Federal Circuit Patent Bulletin: Retractable Techs., Inc. v. Becton, Dickinson & Co.
“[Where] some but not all products are found on appeal not to infringe, there is no ‘normal rule’ giving district courts the authority to regularly revisit or recalculate damages . . . .”
On July 7, 2014, in Retractable Techs., Inc. v. Becton, Dickinson & Co., the U.S. Court of Appeals for the Federal Circuit (Lourie, Linn*) affirmed the district court’s denial of Becton’s motion to modify the $5 million damages award following the partially successful appeal of the judgment that Becton’s Integra™ retractable syringes infringed U.S. Patents No. 5,632,777, No. 6,090,077, and No. 7,351,224. The Federal Circuit stated:
Becton argues that this court’s mandate, reversing the infringement verdict for the 3 mL but not the 1 mL syringe, required the district court to conduct new damages proceedings because the original judgment is inconsistent with that mandate. Becton further argues that the issue of damages attributable only to the 1 mL syringe was not within this court’s mandate because it was not and could not have been considered previously. To the extent the damages issue was within the mandate, Becton argues that the district court erred by declining to apply an exception to the mandate rule in cases of a substantial change in the evidence. Lastly, Becton argues that it did not waive the argument over damages by failing to raise it in the previous appeal because it contends that before the court’s mandate, Becton had no argument that the damages award itself was erroneous. . . .
While this court regularly issues remands when requested and appropriate, or on our own initiative if some but not all products are found on appeal not to infringe, there is no “normal rule” giving district courts the authority to regularly revisit or recalculate damages that fall within our mandate. Becton’s current substantive argument—that the damages award must be revisited if either one of the two products at issue are found not to infringe—could have and should have been raised in the previous appeal. . . . Instead, Becton not only made no effort to raise the issue, it arguably made an effort to avoid raising the issue by only requesting the district court to reverse the judgment or order a new trial on infringement and/or validity.
Becton contends nonetheless that the district court was free to revisit damages because doing so at least would have been consistent with this court’s mandate. While the district court was certainly free to take action consistent with the mandate, that does not mean that it was likewise free to disturb matters that were within the mandate. “Unless remanded by this court, all issues within the scope of the appealed judgment are deemed incorporated within the mandate and thus are precluded from further adjudication.” Becton’s failure in the prior appeal to raise the issue of remand is critical given the general nature of the jury verdict on damages and Retractable’s lump-sum reasonable royalty theory that was presented to the jury. . . .

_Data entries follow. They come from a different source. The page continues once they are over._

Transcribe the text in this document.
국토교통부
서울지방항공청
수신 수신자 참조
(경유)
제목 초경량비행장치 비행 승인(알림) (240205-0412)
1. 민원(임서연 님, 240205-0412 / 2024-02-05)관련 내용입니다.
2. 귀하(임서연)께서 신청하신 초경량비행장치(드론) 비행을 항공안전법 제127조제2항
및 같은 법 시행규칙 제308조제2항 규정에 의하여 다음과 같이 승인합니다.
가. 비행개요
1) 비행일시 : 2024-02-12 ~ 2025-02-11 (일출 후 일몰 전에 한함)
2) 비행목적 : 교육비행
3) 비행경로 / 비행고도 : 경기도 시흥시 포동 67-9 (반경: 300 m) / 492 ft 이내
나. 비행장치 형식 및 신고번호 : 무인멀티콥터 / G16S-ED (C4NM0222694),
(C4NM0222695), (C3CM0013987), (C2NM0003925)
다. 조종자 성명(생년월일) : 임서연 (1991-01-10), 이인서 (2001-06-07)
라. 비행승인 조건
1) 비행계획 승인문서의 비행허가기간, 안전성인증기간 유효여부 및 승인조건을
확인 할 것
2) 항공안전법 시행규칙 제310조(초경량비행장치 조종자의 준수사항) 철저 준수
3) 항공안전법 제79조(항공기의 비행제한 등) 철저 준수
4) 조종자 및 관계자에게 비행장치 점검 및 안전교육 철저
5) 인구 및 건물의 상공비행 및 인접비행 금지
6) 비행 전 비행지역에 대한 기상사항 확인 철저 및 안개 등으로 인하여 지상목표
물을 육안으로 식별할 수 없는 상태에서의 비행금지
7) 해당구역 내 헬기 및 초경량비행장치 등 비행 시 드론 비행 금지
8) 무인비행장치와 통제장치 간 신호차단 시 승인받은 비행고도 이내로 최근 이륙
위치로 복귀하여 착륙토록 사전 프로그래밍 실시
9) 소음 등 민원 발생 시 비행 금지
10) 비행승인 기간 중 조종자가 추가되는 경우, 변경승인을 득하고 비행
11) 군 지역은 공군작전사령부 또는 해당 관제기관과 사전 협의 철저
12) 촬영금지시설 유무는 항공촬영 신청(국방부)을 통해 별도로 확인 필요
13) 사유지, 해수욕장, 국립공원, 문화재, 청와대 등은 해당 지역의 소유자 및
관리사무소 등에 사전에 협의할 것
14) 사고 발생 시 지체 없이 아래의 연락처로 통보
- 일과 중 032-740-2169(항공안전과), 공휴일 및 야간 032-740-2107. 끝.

Becton contends that a damages amount attributable solely to the 1 mL syringe was not determined by the jury or decided by the district court in the original judgment and, thus, should not be deemed within the court’s mandate. However, the damages award was the result of the general nature of Interrogatory No. 6. The judgment included the $5 million infringement award, which did not specify amounts separately for each product and could have been based on Retractable’s lump-sum reasonable royalty theory, which was not dependent on the type or number of products sold but rather on granting Becton freedom to operate. Becton neither objected to Interrogatory No. 6 nor indicated to this court or Retractable that it believed a partial reversal would require revisiting that award. Thus, the $5 million award was within the scope of the judgment, was incorporated into the mandate without argument, and was precluded from further consideration by the district court. . . .
Becton contends that a substantial change in the evidence has occurred and that such a change warrants an exception to the mandate rule. . . . The only intervening change Becton identifies is this court’s previous opinion, reversing-in-part the infringement verdict based on claim construction. However, Becton identifies no support for its position that a decision of this court can be considered a change in the “evidence” sufficient to create an exception to the mandate of that same decision. . . . Becton points out that the 3 mL syringe, whose infringement finding was reversed, far outsold the 1 mL syringe. But there is no way to conclude from this record what the significance of that alleged disparity might have been in the jury’s deliberations.